Worse yet, those who lacked financial resources to begin with were 67 percent more likely to die during this 20-year period.
The study population included 8,714 adults from The Health and Retirement Study, "a nationally representative longitudinal study of US adults aged 51 years and older," wrote the study's authors, who "used the original HRS cohort, born in 1931 through 1941." As such, they included those up to age 61 at entry, whose personal net worth – measured biannually – was tracked over two decades.

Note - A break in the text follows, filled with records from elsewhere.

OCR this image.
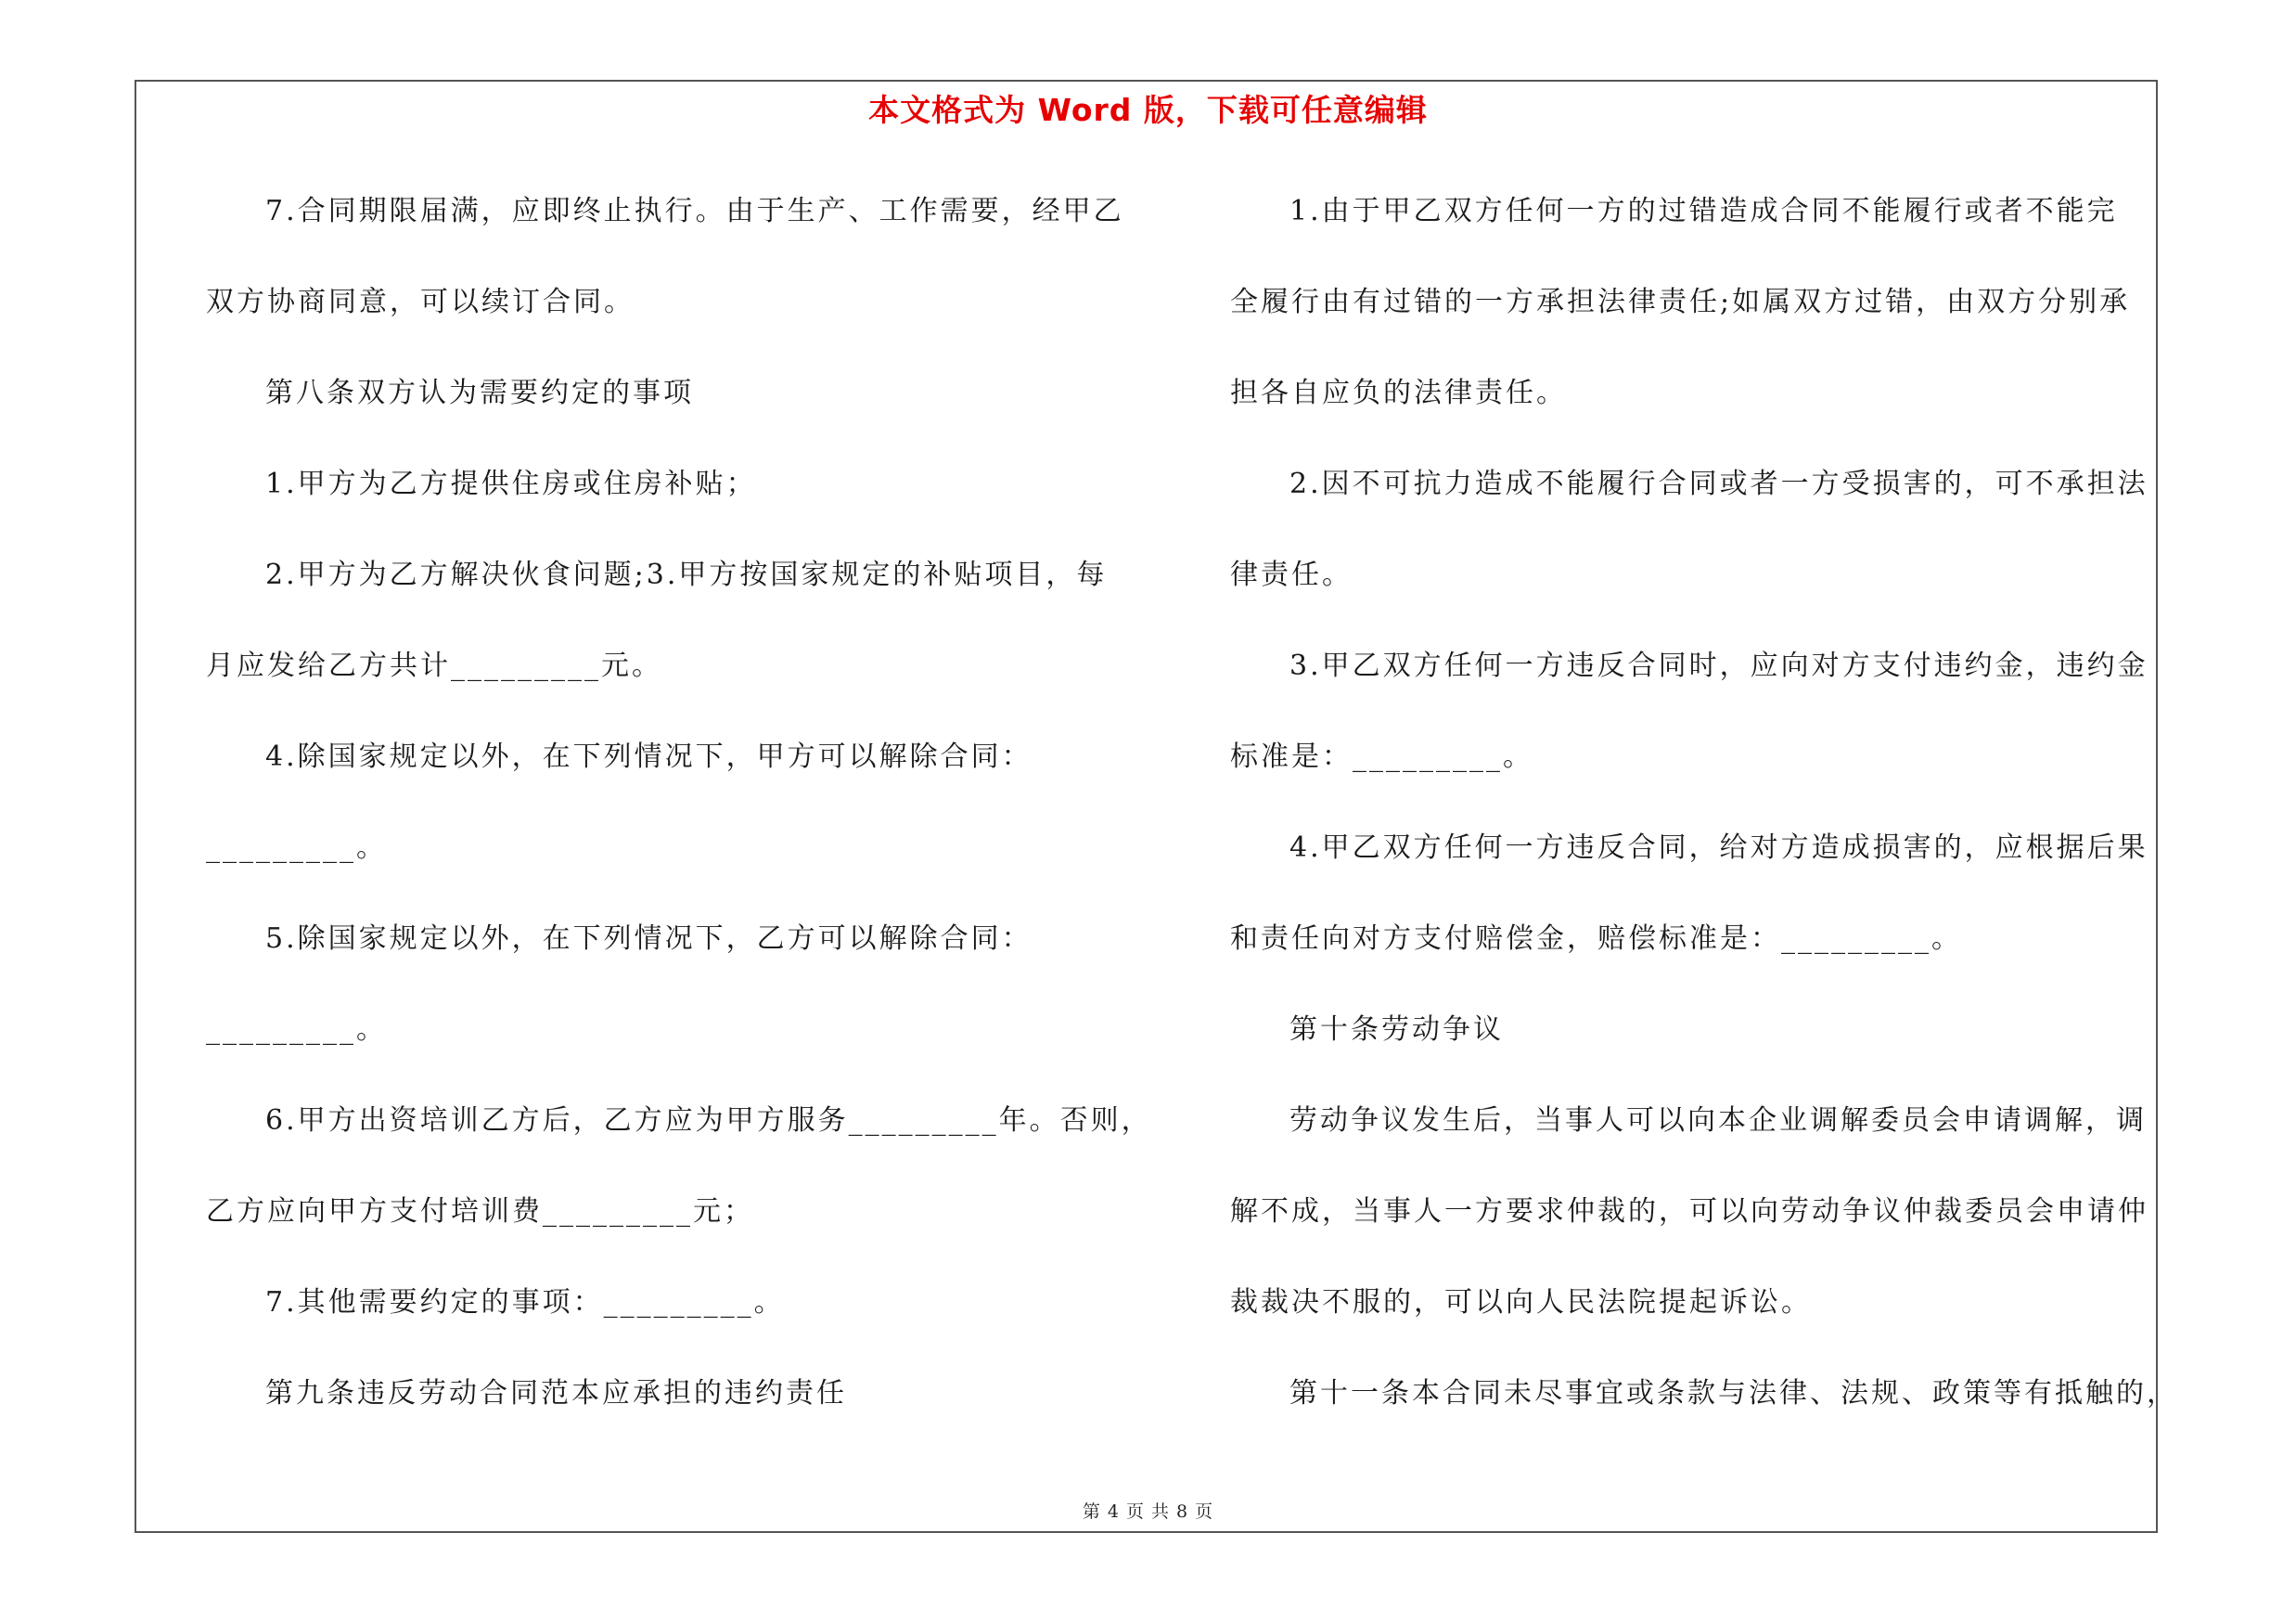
本文格式为 Word 版，下载可任意编辑
7.合同期限届满，应即终止执行。由于生产、工作需要，经甲乙
双方协商同意，可以续订合同。
第八条双方认为需要约定的事项
1.甲方为乙方提供住房或住房补贴；
2.甲方为乙方解决伙食问题;3.甲方按国家规定的补贴项目，每
月应发给乙方共计_________元。
4.除国家规定以外，在下列情况下，甲方可以解除合同：
_________。
5.除国家规定以外，在下列情况下，乙方可以解除合同：
_________。
6.甲方出资培训乙方后，乙方应为甲方服务_________年。否则，
乙方应向甲方支付培训费_________元；
7.其他需要约定的事项：_________。
第九条违反劳动合同范本应承担的违约责任
1.由于甲乙双方任何一方的过错造成合同不能履行或者不能完
全履行由有过错的一方承担法律责任;如属双方过错，由双方分别承
担各自应负的法律责任。
2.因不可抗力造成不能履行合同或者一方受损害的，可不承担法
律责任。
3.甲乙双方任何一方违反合同时，应向对方支付违约金，违约金
标准是：_________。
4.甲乙双方任何一方违反合同，给对方造成损害的，应根据后果
和责任向对方支付赔偿金，赔偿标准是：_________。
第十条劳动争议
劳动争议发生后，当事人可以向本企业调解委员会申请调解，调
解不成，当事人一方要求仲裁的，可以向劳动争议仲裁委员会申请仲
裁裁决不服的，可以向人民法院提起诉讼。
第十一条本合同未尽事宜或条款与法律、法规、政策等有抵触的，
第 4 页 共 8 页
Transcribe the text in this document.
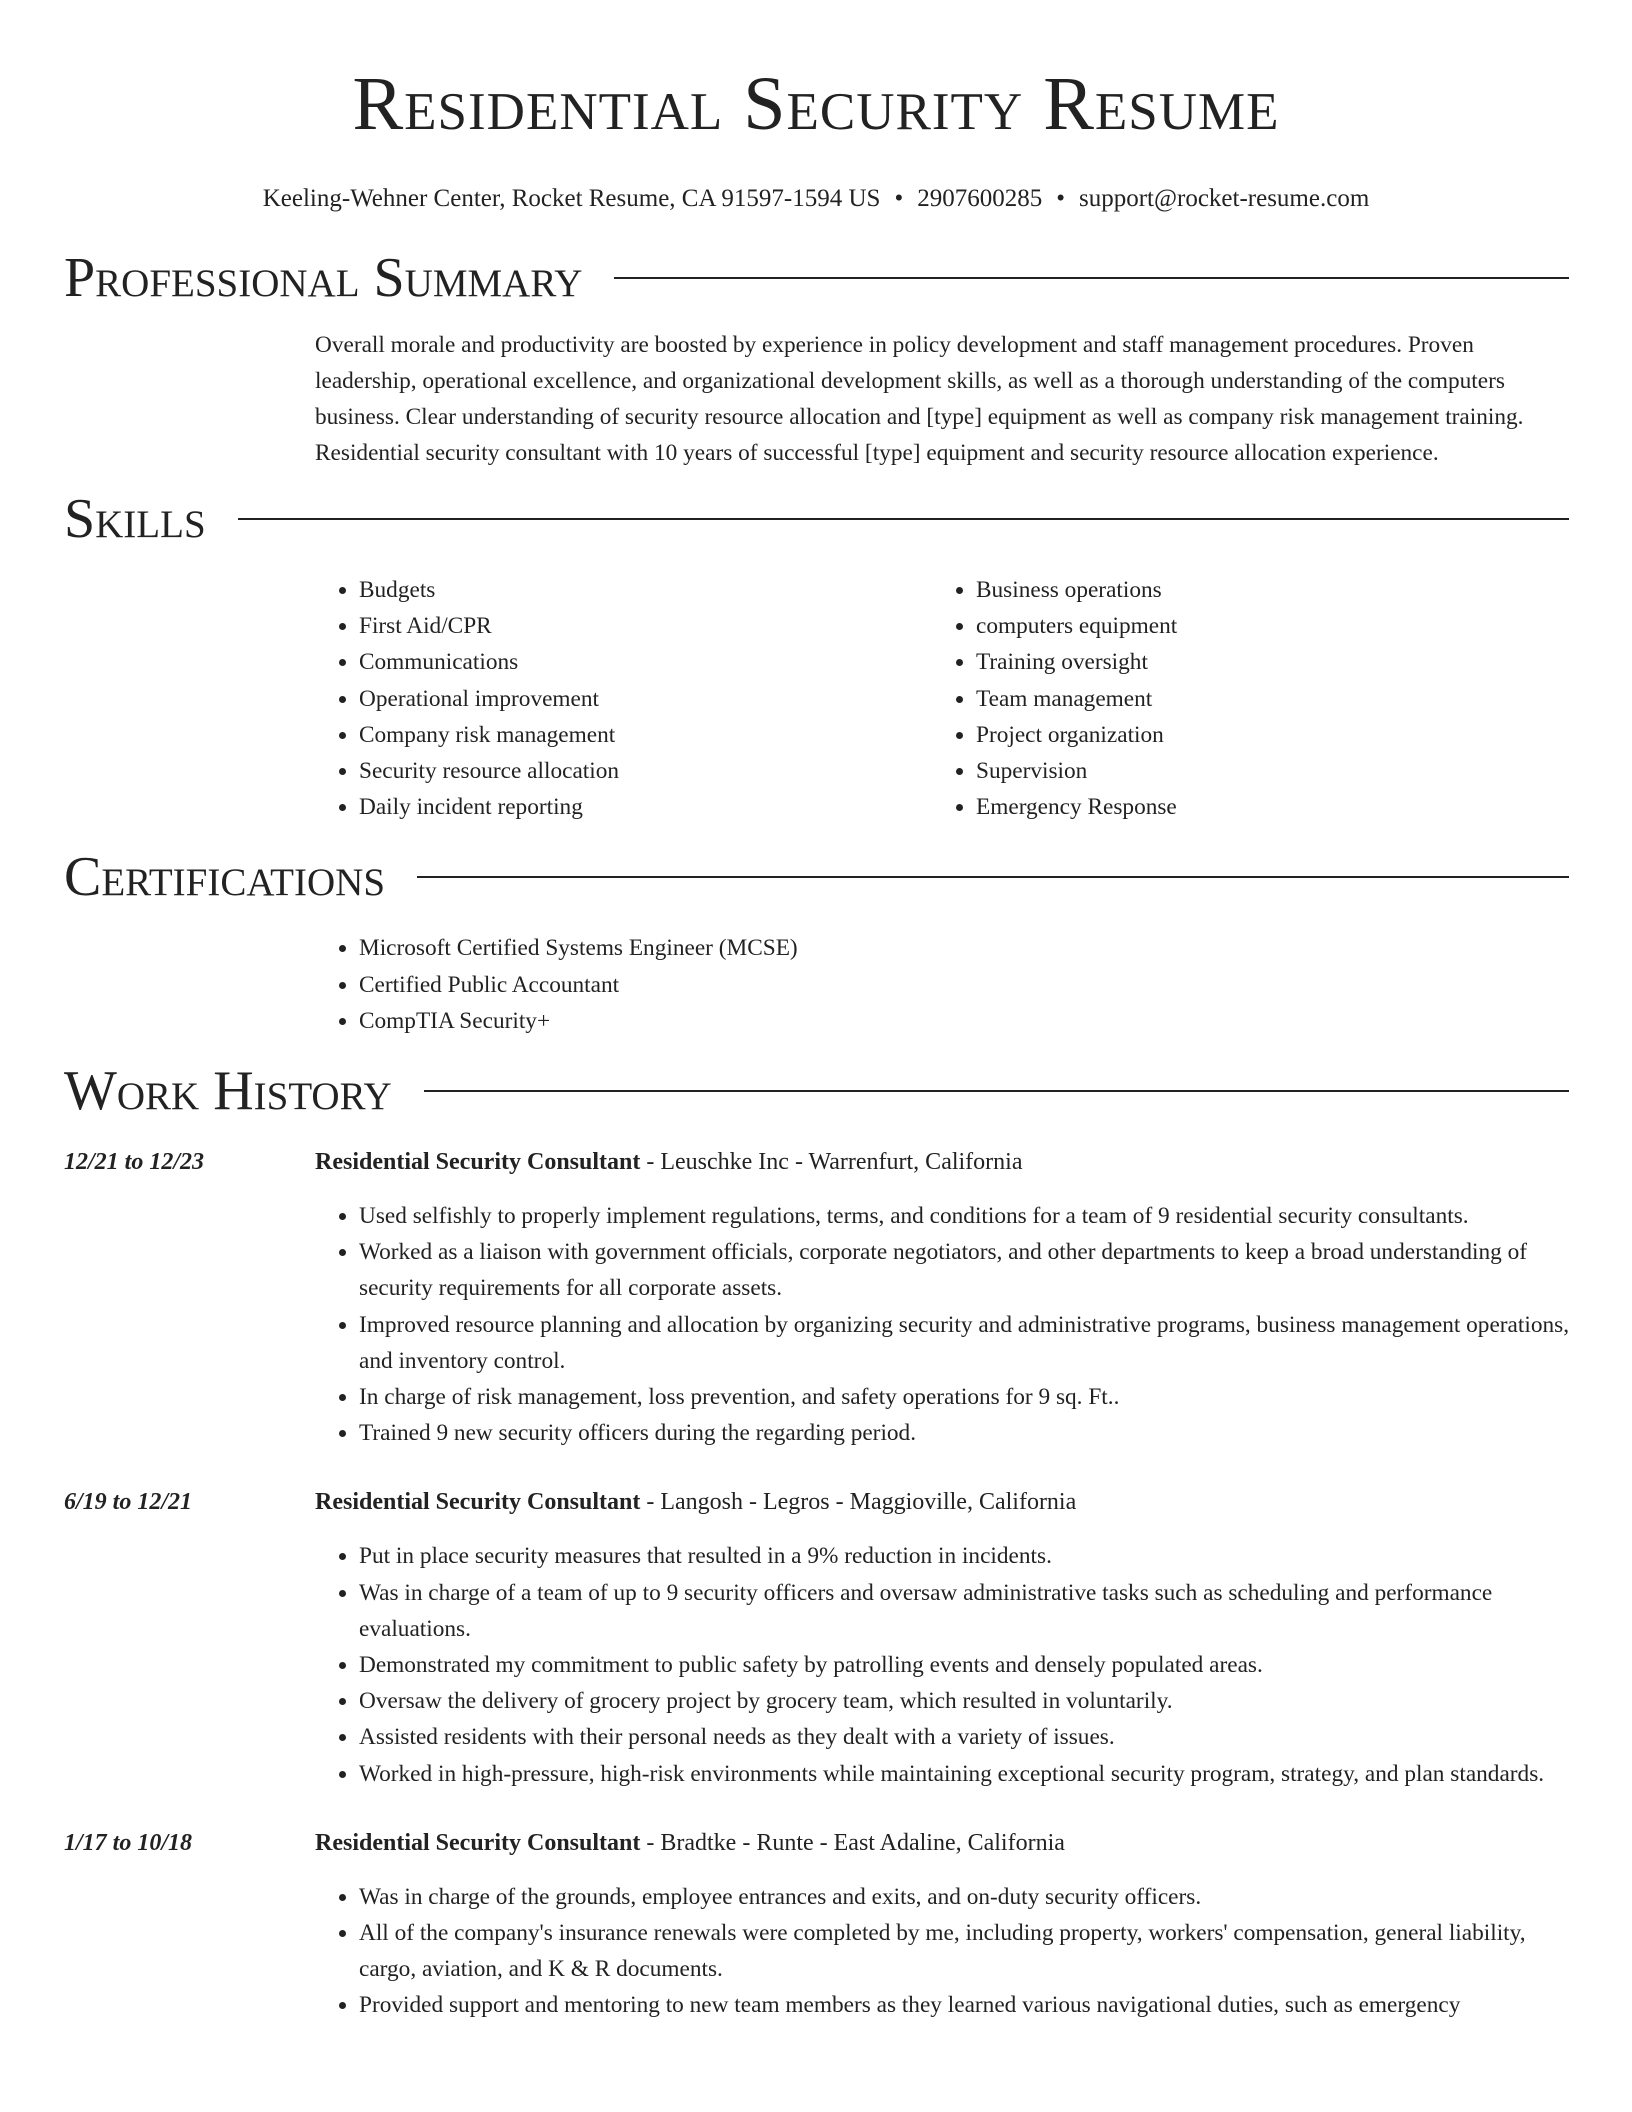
Residential Security Resume
Keeling-Wehner Center, Rocket Resume, CA 91597-1594 US • 2907600285 • support@rocket-resume.com
Professional Summary

Overall morale and productivity are boosted by experience in policy development and staff management procedures. Proven leadership, operational excellence, and organizational development skills, as well as a thorough understanding of the computers business. Clear understanding of security resource allocation and [type] equipment as well as company risk management training. Residential security consultant with 10 years of successful [type] equipment and security resource allocation experience.

Skills
• Budgets
• First Aid/CPR
• Communications
• Operational improvement
• Company risk management
• Security resource allocation
• Daily incident reporting
• Business operations
• computers equipment
• Training oversight
• Team management
• Project organization
• Supervision
• Emergency Response
Certifications
• Microsoft Certified Systems Engineer (MCSE)
• Certified Public Accountant
• CompTIA Security+
Work History
12/21 to 12/23	Residential Security Consultant - Leuschke Inc - Warrenfurt, California
• Used selfishly to properly implement regulations, terms, and conditions for a team of 9 residential security consultants.
• Worked as a liaison with government officials, corporate negotiators, and other departments to keep a broad understanding of security requirements for all corporate assets.
• Improved resource planning and allocation by organizing security and administrative programs, business management operations, and inventory control.
• In charge of risk management, loss prevention, and safety operations for 9 sq. Ft..
• Trained 9 new security officers during the regarding period.
6/19 to 12/21	Residential Security Consultant - Langosh - Legros - Maggioville, California
• Put in place security measures that resulted in a 9% reduction in incidents.
• Was in charge of a team of up to 9 security officers and oversaw administrative tasks such as scheduling and performance evaluations.
• Demonstrated my commitment to public safety by patrolling events and densely populated areas.
• Oversaw the delivery of grocery project by grocery team, which resulted in voluntarily.
• Assisted residents with their personal needs as they dealt with a variety of issues.
• Worked in high-pressure, high-risk environments while maintaining exceptional security program, strategy, and plan standards.
1/17 to 10/18	Residential Security Consultant - Bradtke - Runte - East Adaline, California
• Was in charge of the grounds, employee entrances and exits, and on-duty security officers.
• All of the company's insurance renewals were completed by me, including property, workers' compensation, general liability, cargo, aviation, and K & R documents.
• Provided support and mentoring to new team members as they learned various navigational duties, such as emergency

Those figures were then reviewed against the group's mortality statistics for an average of two decades – the mean being 17.7 years – from 1994 to 2014.
Negative wealth shock was experienced by 2,430 participants, or 28 percent of the study's adults. Meanwhile, 2,823 deaths occurred, representing 32.4 percent of all participants.
When broken into separate groups, researchers calculated the mortality rate for those who suffered this drastic financial downturn to be 64.9 deaths per 1,000 person-years. That's compared to 30.6 deaths per 1,000 person-years for those with "continuously positive wealth," the study states. When adjusted for BMI, smoking, education, race and ethnicity, those who experienced negative wealth shock had a "hazard ratio of 1.50," or a 50 percent increased risk of all-cause mortality.
"Our findings offer new evidence for a potentially important social determinant of health that so far has not been recognized," according to senior author Carlos Mendes de Leon, a professor of epidemiology and global public health at Michigan's School of Public Health.
The study's authors added that "those who had a negative wealth shock were more likely to be women, race/ethnicity other than non-Hispanic white, have lower levels household income and net worth, and have poor health."